Elastic catches DPRK passing out KANDYKORN — Elastic Security Labs

MITRE Techniques

• [T1566.003] Spearphishing via Service – The intruders social-engineered victims on Discord to download a ZIP; quote: “Attackers impersonated blockchain engineering community members on a public Discord frequented by members of this community. The attacker social-engineered their initial victim, convincing them to download and decompress a ZIP archive containing malicious code.”
• [T1105] Ingress Tool Transfer – The threat framework downloads and writes payloads from Google Drive; quote: “Utilizing the Python urllib library, the script fetches content from this URL and stashes it in the s_args variable.”
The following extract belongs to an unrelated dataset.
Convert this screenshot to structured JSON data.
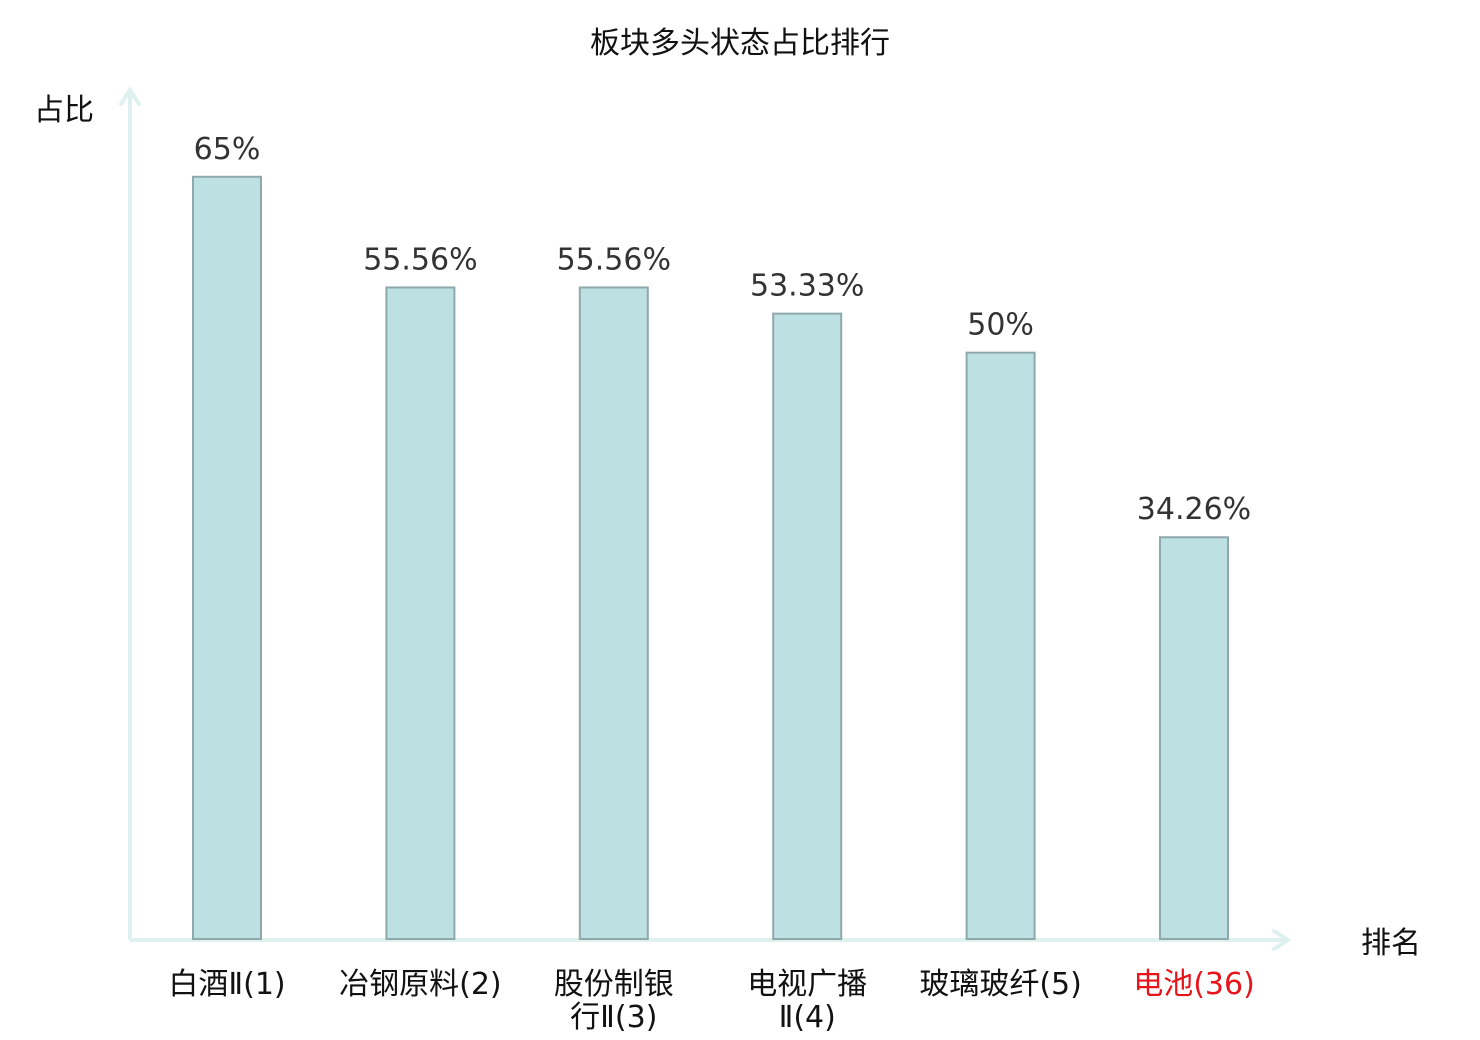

• [T1059.006] Python – Initial access and execution flow rely on Python scripts executed by the user; quote: “The victim manually ran the Main.py script via their PyCharm IDE Python interpreter.”
• [T1620] Reflective Code Loading – Final payload (KANDYKORN) is loaded in memory via reflective loading; quote: “Reflective loading is a powerful technique. If you’d like to learn more about how it works, check out this research by slyd0g and hackd.”
• [T1027] Obfuscated/Compressed Files and Information – SUGARLOADER is obfuscated with a binary packer to hinder static analysis; quote: “SUGARLOADER is used for initial access on the machine, and initializing the environment for the final stage. This binary is obfuscated using a binary packer, limiting what can be seen with static analysis.”
• [T1574] Hijack Execution Flow – Persistence via hijacking macOS Discord, replacing the legitimate binary with HLOADER; quote: “We observed the threat actor adopting a technique we have not previously seen them use to achieve persistence on macOS, known as execution flow hijacking. The target of this attack was the widely used application Discord.”
• [T1116] Code Signing – HLOADER uses a self-signed Mach-O signature to appear legitimate; quote: “The code signature information for HLOADER, which has a self-signed identifier structure consistent with other Lazarus Group samples.”
• [T1036] Masquerading – Legitimate Discord applications are renamed/masked to hide malicious activity; quote: “The legitimate binary /Applications/Discord.app/Contents/MacOS/Discord was renamed to .lock, and replaced by HLOADER.”
• [T1547] Boot or Logon Autostart – Discord is configured as a login item to launch at boot, enabling persistence; quote: “The Discord application is often configured by users as a login item and launched when the system boots, making it an attractive target for takeover.”
• [T1059] Command and Scripting Interpreter (Python) – The chain relies on Python scripts executed under user control; see above for Python usage.